There is also a strategic angle. By taking money from giants such as Amazon and Nvidia, OpenAI is tying itself more tightly to the infrastructure vendors that benefit when AI usage rises. That can be smart business, but it also means the company is operating inside a web of partners who are also competitors in different parts of the stack.
The legal fight may matter as much as the money
OpenAI’s funding news arrived while the company is still dealing with lawsuits, public skepticism, and a trial involving co-founder Elon Musk. Musk is suing OpenAI, arguing that the company breached its founding agreement by moving toward a for-profit structure. OpenAI says Musk is acting out of resentment after leaving and later launching his own rival AI company, xAI.

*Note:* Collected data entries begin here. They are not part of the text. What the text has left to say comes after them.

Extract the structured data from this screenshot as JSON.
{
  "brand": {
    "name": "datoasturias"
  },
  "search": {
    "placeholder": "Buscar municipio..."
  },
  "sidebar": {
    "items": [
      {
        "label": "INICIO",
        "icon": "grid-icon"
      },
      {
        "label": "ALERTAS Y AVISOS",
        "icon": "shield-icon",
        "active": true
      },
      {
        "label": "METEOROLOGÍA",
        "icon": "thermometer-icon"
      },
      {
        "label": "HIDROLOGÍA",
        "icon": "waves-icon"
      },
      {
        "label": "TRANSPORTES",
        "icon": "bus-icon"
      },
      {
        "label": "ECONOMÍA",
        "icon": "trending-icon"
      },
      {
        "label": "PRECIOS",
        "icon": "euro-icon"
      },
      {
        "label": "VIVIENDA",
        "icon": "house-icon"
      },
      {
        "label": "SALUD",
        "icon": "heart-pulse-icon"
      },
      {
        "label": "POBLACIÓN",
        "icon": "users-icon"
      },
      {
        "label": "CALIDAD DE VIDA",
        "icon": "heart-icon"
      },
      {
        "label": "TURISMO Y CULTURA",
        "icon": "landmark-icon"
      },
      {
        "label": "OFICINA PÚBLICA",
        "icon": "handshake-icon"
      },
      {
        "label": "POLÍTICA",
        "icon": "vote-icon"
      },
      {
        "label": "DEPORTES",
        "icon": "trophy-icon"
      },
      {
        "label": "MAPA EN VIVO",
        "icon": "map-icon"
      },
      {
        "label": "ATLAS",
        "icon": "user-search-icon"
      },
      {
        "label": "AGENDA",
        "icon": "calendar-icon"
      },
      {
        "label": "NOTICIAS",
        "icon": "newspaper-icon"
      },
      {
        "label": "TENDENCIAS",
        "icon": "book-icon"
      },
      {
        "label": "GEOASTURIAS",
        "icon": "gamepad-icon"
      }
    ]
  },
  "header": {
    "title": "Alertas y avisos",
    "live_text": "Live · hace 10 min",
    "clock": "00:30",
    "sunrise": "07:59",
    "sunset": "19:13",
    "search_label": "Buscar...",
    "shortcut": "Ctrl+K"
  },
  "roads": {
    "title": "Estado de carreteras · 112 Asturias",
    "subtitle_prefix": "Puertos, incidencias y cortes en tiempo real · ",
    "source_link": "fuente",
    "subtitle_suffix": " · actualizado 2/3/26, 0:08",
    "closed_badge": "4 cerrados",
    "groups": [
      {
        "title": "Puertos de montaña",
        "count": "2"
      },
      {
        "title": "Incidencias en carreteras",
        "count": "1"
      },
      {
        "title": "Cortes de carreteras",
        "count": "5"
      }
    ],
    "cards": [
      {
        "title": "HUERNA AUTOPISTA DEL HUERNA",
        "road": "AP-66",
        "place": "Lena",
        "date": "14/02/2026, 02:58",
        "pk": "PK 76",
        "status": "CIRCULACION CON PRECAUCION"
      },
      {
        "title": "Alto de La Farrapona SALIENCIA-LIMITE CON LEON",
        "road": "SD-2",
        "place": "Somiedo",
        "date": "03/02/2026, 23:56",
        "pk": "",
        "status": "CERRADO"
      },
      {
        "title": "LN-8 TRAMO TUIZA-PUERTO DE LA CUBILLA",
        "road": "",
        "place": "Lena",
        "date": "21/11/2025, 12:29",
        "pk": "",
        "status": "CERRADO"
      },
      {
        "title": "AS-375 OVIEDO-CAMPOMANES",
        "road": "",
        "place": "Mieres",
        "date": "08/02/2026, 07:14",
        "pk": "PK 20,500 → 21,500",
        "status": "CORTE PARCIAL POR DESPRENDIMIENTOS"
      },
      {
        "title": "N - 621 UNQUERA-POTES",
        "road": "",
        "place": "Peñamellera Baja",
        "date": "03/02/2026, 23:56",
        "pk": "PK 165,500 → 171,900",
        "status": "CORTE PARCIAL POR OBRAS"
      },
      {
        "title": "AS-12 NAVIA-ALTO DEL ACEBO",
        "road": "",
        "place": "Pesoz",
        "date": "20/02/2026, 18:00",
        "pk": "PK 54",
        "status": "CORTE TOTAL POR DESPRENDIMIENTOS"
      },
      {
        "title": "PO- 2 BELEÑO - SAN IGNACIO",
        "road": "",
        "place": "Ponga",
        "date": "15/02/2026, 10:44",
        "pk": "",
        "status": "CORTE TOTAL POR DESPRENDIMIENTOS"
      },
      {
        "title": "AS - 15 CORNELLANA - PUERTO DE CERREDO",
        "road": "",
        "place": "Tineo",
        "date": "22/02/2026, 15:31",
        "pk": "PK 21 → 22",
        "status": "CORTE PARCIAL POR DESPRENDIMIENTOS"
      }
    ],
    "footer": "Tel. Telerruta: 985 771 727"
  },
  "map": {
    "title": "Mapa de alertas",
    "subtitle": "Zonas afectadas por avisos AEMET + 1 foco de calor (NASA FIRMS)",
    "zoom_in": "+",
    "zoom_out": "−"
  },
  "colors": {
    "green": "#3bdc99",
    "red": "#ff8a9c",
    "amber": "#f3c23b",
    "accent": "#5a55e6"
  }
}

That case matters because it could shape how investors, employees, and future regulators view the company’s structure. If OpenAI really does move toward an IPO, corporate governance will stop being an internal debate and become a public-market issue.
For readers tracking the broader AI industry, the latest funding round is a reminder that money is still flooding into model builders even as the business case stays messy. If you want a deeper look at how AI firms are trying to turn product momentum into durable revenue, see our coverage of Anthropic’s developer push and Google’s Gemini strategy.
My read: the next major OpenAI milestone is probably not another model announcement. It is a public filing, because that is where the company will have to show whether $2 billion a month is enough to support an $852 billion valuation. If it lists this year, the market will quickly decide whether OpenAI is priced for dominance or priced for perfection.